Posted by: estellepetrie1 | February 24, 2016

In the midst of CEDAW

At the UN it sometimes seems like the most authoritative thing you can do is quote statistics. Allow me to provide some of my own as a quick summary of my time so far in Geneva, at the 63rd Session of the CEDAW Committee.

I have sat in on over 25 hours of ‘constructive dialogue’ between five states and the Committee with at least 10 more hours to go, I have witnessed 5 lunch briefings between NGOs and Committee members, smash typed approximately 130 pages of rapporteur notes as part of my intern role, consumed at least 20 cups of (terrible) UN coffee, got lost twice in the Palais des Nations (please observe the many winged labrynth here) and met some courageous, tenacious national NGO members from 8 countries. I also twice slipped and fell publicly in the snow in the space of about 20 minutes one day, but let’s not talk about that particular statistic.

 

So, three quarters of the way through IWRAW-AP’s Global to Local program, what have I learned? Apart from the importance of proper grip in shoes, I have also sharpened my interpretation skills for the language of bureaucratic-government-speak.

Jokes aside, the clearest development has been in my understanding of the role of UN treaty bodies, not only in assessing state compliance with international conventions but in setting international norms and nuancing the contents of international law.
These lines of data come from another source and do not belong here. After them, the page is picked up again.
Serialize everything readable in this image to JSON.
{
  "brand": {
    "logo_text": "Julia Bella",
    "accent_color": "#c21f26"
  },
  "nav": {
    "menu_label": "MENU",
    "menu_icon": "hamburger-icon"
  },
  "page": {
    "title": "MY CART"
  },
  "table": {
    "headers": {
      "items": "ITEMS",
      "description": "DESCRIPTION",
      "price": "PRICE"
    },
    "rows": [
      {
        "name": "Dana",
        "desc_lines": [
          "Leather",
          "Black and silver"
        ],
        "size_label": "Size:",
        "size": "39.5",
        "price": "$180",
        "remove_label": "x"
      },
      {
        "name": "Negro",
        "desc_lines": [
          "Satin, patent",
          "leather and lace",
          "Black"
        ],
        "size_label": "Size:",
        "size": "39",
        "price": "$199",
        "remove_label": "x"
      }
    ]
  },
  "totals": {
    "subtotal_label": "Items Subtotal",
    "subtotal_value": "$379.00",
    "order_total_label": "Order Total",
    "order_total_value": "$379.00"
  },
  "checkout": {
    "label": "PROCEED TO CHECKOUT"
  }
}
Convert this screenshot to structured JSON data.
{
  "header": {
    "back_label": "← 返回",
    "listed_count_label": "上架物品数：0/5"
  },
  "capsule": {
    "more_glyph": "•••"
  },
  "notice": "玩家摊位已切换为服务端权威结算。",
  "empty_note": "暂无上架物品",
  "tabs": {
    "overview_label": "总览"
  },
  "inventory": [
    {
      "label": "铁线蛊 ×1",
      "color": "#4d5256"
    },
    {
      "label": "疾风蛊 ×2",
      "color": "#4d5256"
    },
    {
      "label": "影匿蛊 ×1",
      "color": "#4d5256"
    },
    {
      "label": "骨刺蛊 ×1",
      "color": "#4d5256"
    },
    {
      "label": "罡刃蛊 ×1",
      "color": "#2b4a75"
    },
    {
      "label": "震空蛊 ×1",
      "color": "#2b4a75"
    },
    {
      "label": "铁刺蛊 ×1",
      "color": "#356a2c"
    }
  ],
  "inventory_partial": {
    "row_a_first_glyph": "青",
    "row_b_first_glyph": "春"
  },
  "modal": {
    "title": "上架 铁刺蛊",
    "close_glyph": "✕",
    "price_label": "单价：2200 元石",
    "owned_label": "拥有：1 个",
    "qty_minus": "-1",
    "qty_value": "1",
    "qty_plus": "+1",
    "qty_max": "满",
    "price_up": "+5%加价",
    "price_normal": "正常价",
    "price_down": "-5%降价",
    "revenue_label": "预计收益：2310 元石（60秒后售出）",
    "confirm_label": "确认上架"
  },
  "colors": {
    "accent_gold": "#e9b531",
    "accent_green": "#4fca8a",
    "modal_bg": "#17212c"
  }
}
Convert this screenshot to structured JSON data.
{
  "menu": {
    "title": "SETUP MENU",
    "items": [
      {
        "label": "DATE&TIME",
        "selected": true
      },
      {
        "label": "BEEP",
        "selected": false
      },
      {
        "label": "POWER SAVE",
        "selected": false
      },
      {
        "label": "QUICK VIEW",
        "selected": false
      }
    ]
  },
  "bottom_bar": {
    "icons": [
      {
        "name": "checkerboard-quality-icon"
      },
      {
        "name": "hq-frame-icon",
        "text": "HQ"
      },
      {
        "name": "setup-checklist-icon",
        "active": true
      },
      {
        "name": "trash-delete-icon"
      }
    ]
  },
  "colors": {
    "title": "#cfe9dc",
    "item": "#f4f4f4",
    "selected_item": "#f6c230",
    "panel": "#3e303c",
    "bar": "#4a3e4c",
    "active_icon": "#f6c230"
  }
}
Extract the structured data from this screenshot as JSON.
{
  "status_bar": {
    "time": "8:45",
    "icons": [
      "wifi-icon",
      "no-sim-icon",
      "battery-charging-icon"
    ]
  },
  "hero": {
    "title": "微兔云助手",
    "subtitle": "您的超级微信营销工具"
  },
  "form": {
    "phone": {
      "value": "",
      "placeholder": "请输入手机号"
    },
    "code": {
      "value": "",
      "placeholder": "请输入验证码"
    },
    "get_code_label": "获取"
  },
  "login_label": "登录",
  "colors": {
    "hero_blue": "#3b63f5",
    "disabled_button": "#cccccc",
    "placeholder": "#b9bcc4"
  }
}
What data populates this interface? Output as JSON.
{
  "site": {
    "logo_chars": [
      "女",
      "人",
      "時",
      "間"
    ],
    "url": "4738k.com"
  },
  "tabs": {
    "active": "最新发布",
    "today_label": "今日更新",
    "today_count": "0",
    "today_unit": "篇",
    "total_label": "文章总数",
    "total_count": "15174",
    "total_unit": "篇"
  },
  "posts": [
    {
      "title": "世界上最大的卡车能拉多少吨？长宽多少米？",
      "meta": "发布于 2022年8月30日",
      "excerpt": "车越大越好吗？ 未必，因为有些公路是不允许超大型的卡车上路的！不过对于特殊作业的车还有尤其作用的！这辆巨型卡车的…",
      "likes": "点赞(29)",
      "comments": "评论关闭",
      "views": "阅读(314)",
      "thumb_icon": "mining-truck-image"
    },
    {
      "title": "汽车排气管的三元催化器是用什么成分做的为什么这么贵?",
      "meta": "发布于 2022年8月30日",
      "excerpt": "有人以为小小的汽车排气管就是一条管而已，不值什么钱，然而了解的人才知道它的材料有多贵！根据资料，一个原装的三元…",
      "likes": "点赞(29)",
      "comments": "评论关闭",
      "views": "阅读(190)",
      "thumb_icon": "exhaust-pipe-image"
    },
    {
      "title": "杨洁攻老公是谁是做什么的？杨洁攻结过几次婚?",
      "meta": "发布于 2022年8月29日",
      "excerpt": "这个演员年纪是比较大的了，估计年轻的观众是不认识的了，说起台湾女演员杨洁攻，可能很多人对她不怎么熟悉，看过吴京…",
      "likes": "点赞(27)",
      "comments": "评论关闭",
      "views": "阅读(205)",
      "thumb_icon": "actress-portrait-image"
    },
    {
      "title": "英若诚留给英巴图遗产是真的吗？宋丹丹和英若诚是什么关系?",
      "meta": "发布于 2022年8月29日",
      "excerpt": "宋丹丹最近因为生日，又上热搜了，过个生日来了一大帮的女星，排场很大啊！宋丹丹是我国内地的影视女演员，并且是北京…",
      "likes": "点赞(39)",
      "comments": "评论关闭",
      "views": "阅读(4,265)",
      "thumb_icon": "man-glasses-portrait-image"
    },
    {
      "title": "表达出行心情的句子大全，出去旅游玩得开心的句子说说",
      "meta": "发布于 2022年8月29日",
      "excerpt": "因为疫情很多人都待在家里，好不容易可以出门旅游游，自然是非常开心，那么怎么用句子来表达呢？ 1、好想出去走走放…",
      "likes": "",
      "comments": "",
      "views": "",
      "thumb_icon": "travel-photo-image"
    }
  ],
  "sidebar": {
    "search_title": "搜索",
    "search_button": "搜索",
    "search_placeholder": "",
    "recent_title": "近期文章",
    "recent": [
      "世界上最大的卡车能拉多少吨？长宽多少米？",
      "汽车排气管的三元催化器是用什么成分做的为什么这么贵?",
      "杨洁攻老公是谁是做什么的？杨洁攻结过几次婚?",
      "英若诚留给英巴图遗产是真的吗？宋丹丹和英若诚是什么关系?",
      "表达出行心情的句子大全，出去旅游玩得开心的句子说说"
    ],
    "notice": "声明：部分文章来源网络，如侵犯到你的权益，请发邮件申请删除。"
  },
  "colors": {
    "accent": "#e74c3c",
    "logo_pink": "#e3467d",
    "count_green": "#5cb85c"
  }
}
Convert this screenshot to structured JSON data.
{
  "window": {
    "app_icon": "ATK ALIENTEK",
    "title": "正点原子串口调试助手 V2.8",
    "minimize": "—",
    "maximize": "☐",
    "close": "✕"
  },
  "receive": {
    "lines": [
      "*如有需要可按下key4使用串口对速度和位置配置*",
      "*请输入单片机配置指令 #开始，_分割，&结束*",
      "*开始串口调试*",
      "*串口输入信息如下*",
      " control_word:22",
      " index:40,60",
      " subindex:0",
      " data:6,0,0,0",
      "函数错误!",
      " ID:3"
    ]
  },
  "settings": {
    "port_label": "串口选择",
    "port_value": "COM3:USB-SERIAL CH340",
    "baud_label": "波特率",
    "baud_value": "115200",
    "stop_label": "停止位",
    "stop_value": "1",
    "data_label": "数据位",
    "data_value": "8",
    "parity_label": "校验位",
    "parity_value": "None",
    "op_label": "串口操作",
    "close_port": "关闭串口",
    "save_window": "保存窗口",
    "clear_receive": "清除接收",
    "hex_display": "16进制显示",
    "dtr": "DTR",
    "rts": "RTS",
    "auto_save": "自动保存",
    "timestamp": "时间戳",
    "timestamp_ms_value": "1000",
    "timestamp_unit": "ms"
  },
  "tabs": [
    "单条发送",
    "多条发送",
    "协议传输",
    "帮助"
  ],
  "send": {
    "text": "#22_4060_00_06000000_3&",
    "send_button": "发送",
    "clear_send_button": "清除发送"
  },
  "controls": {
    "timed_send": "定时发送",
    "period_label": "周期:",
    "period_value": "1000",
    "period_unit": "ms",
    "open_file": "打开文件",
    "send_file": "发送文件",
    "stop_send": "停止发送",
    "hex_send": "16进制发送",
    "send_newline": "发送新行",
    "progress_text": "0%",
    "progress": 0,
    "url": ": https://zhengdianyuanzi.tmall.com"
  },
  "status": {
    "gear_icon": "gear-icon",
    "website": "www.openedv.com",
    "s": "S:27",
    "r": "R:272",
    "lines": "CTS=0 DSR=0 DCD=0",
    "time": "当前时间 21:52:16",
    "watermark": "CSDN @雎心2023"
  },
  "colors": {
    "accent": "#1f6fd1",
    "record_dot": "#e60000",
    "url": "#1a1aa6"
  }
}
This is the ‘progressive interpretation’ I mentioned last time.

Last week, an example of such evolving interpretation included the question of whether states should regulate or criminalise sex work to prevent discrimination against women. The namesake of the ‘Swedish model’ on sex work was reviewed by the Committee and the state was asked to analyse and comment on the success or otherwise of their approach.

It was clear where the delegation for Sweden stood on the matter, hopeful to export their approach to Europe and the world. It will be interesting to see how the Committee deals with the matter in its Concluding Observations.

Another emerging area in which CEDAW might be applied is in considering the extra-territorial obligation of states to ensure non-discrimination. Again, the dialogue with Sweden provided the forum. The Committee posed questions to the state on the measures they had taken to ensure that their policy for their international arms trade considered the potential use of weapons in perpetrating gender based violence against women.

In addition, the state party were asked to explain how they ensured private companies based in Sweden but operating overseas (Ericsson and H&M to name some examples) did not discriminate against or exploit women in their manufacturing supply chain. Both extra-territorial obligation and state regulation of businesses to protect human rights are more recent progressions in the scope of the Committee’s questioning.

Again my head is bursting with ideas for future reading and research and my time in Geneva will serve as good blog fuel for some time to come. Unfortunately this is all I can write for now, as each day I dash from constructive dialogues with states, to gulped down soup for lunch to lunchtime briefings and back to dialogues. I can’t wait to write about the impact and activities of NGOs in the treaty body process, and then maybe sleep a little.